Jericho stayed quiet a moment. “And you think if you’re married, to me, that your father will...what? Step back from this fight he has with you? Herschel’s never backed off from anything, period.”
Her father wouldn’t do that this time, either. Unless he had no choice. She had to make sure he didn’t get that choice.
Because she needed it, Laurel took a moment, too. “If we’re married, I’d sign over custody to you. Immediately. My father might have enough dirt on me to declare me incompetent, but he can’t do the same to you.”
She hoped.
After all, Jericho had been the sheriff of Appaloosa Pass for well over a decade. He was respected by some. Feared by others. It would be next to impossible to fabricate enough to smear his reputation, and Laurel was hoping a corrupt judge would back down from trying to go after Jericho.
“What kind of dirt does Herschel have on you?” he asked. Of course, Jericho wasn’t going to let that slide.

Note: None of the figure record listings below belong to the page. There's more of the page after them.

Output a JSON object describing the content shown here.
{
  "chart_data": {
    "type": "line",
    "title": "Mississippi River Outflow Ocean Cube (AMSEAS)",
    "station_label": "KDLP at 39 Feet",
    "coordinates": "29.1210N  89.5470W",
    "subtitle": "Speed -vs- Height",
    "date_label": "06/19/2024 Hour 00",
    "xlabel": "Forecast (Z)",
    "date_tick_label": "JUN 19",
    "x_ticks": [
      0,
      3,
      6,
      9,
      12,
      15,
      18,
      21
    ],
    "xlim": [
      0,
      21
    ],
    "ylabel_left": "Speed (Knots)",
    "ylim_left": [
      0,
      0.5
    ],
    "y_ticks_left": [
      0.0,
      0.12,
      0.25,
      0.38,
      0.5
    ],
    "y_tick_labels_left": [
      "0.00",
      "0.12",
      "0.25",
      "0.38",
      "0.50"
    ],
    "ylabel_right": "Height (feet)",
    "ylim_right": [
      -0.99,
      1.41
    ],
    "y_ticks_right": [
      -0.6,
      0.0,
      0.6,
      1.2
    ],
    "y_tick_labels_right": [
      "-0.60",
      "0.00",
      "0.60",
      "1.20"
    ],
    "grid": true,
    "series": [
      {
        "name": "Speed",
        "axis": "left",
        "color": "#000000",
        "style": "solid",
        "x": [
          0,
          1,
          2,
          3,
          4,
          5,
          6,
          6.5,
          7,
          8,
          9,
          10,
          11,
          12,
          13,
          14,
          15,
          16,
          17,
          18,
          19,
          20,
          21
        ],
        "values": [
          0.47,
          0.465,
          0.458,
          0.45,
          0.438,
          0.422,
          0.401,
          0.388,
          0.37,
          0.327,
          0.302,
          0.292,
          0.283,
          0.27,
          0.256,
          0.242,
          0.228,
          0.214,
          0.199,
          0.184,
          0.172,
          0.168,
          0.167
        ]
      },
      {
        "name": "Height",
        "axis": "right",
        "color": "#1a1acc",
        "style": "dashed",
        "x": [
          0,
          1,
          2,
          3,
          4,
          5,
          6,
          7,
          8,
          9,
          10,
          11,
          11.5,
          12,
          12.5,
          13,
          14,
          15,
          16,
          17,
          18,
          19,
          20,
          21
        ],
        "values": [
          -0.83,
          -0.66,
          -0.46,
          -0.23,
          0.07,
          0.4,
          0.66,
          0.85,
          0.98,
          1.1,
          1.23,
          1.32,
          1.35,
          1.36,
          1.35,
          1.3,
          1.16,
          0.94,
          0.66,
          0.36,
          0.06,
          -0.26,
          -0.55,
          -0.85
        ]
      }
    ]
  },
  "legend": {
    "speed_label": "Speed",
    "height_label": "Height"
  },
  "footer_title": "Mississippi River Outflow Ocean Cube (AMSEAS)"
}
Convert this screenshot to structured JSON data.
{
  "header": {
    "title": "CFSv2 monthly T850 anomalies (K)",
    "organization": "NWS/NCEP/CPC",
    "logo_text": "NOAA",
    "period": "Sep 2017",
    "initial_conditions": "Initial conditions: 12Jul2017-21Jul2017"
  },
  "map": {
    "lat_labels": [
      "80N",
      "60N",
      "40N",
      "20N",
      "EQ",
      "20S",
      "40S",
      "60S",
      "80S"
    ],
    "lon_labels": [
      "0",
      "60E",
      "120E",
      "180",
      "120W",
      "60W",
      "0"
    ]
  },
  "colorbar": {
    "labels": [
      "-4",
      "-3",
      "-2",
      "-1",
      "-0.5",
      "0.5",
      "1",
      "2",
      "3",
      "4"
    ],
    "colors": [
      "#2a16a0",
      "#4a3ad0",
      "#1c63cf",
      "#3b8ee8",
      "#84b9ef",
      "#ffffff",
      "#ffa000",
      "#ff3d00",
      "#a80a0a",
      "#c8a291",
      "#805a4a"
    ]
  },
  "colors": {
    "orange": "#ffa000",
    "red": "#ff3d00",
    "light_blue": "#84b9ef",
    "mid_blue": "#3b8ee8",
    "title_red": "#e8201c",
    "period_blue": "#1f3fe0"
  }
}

“My father manufactured some of it. Some of it was my own stupidity in handling one of his business accounts.”
And again, that was an explanation best saved for another day. She hadn’t done anything knowingly, but she had known her father. Had known what he was capable of doing. Now that her father knew the whole truth, he would use anything to hurt her where it hurt the most.
By going after Maddox.
Jericho’s stare got worse. So did his profanity. “Surely there’s somebody other than me who can do this for you. Like your ex-fiancé?”
“He can’t help,” she settled for saying. And, in fact, he was a big part of the problem.
“Really? You’d think the kid’s father would have something to say about you asking another man to marry you.” A muscle flickered in his jaw. “What’s your ex’s name, anyway? Leo-something-or-other.”
“Theo James,” she supplied.
Jericho lifted his right eyebrow. “Oh, I get it now. Theo doesn’t have a clean record, either, and your father will use that to get custody of his only grandson.” His eyebrow went higher. “You probably should have picked a different guy to hook up with, Laurel.”
She had. And Laurel would have told Jericho that, too, if the sound hadn’t shot through the room. Since her nerves were already right there at the surface, she gasped, her body readying itself to fight yet another battle.
But it was just Jericho’s phone.
“It’s Jax,” he said, and quickly answered it.